#8 働き方改革は学校現場に届いていない

現在、埼玉県教育委員会に対し長時間労働の是正を訴えるため超過勤務訴訟を起こしている、小学校教員・田中まさおです。

今日は、「学校現場に届いていない働き方改革の現状」について書きます。

勤務開始前の登校指導について発言したが・・・

裁判を起こすと決めたとき、勤務校でも時間外労働に関することは言った方がいいと思いました。そこで、勤務校で例年行われていた勤務時間前の登校指導について、職員会議で発言しました。2018(平成30)年度最初の職員会議です。

「勤務開始前の登校指導をやめてほしい」と提案しました。

本来は午前8時半からが正規の勤務時間なのに、7時半に学校へ来て、持ち場の交差点まで10分かけて歩いて旗を振る、これは超勤4項目には該当しない無賃の時間外勤務ではないかと。

ちょうどその頃、文科省から働き方改革の緊急対策が出され、登校指導は『学校以外が担うべき業務』と明示されたときでした。

(出典:文科省「学校における働き方改革に関する緊急対策」

しかし、校長からは「今まで通りでお願いします」と簡単にあしらわれました。学校は前年踏襲が原則で、保護者やPTAとの関係等もあるのか、校長としてはこれまでやってきたことを変えるわけにはいかないようでした。

そこで私はさらに、「登校指導のある日は1時間早く帰らせてほしい」と譲歩して提案もしましたが、それも却下されました。

また、登校指導以外の業務についても、学校現場では(少なくとも私の勤務校では)緊急対策を受けての業務の見直しは行われませんでした。

文科省やマスコミの報道、SNSなどでは盛んに議論され始めた教員の働き方改革ですが、学校現場にはまだまだ届いていないというのが私の個人的な感想です。

#7 教員の超勤問題を労基法違反で訴える

現在、埼玉県教育委員会に対し長時間労働の是正を訴えるため超過勤務訴訟を起こしている、小学校教員・田中まさおです。
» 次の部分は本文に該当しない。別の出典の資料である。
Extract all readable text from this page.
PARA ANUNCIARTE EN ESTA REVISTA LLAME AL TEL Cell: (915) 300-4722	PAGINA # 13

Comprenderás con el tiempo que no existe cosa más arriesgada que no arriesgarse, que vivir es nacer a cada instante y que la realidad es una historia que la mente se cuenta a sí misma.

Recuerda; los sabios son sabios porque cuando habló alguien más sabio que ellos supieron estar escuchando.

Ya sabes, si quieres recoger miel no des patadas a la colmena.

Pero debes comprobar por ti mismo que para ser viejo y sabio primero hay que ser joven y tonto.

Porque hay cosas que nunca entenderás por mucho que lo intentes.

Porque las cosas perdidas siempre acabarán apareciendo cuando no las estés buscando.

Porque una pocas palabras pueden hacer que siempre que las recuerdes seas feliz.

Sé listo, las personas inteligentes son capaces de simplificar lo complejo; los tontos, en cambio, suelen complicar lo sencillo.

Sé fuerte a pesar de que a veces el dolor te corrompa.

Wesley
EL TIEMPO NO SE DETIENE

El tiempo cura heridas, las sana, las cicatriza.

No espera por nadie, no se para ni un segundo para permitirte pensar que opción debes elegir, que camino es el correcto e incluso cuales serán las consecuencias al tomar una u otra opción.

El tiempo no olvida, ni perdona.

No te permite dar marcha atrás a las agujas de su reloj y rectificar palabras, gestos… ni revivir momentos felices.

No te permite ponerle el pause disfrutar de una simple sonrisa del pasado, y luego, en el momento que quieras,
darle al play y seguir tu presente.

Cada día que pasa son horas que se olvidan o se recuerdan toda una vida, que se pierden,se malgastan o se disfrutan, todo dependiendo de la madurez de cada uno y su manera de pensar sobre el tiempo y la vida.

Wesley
今日は、「教員の超勤問題を労基法違反で訴える」という私の考えについて書きます。

教職の特殊性が誤って解釈されている

同じ仕事にもかかわらず、勤務時間内であれば「正規の業務」、勤務時間外であれば「自主的な業務」とされてしまうのが、今日の学校教員の置かれる現状です。

これまで学校現場では、これが教職の「特殊性」と誤って解釈されてきました。こうした解釈は本来の「特殊性」ではありません。

本来の教職の「特殊性」とは、教員が授業をより良くするためにどのような工夫をするかといった「仕事のやり方」について認められるものです。

「特殊性」があるから「自主的な業務」になる、という解釈は正当ではないということです。

同じ仕事をしているのに勤務時間外となった途端に「自主的な業務」とされてしまうのは、明らかにおかしな話です。

私はこのような現状を打破するために、裁判で、「勤務時間内に終わらない仕事を命じていることは、時間外勤務を命じていることと同じ」と主張しています。

教職調整額が支給されているから問題ない?

今回、裁判では埼玉県は勤務時間外・超勤4項目以外の業務について、次のように主張しています。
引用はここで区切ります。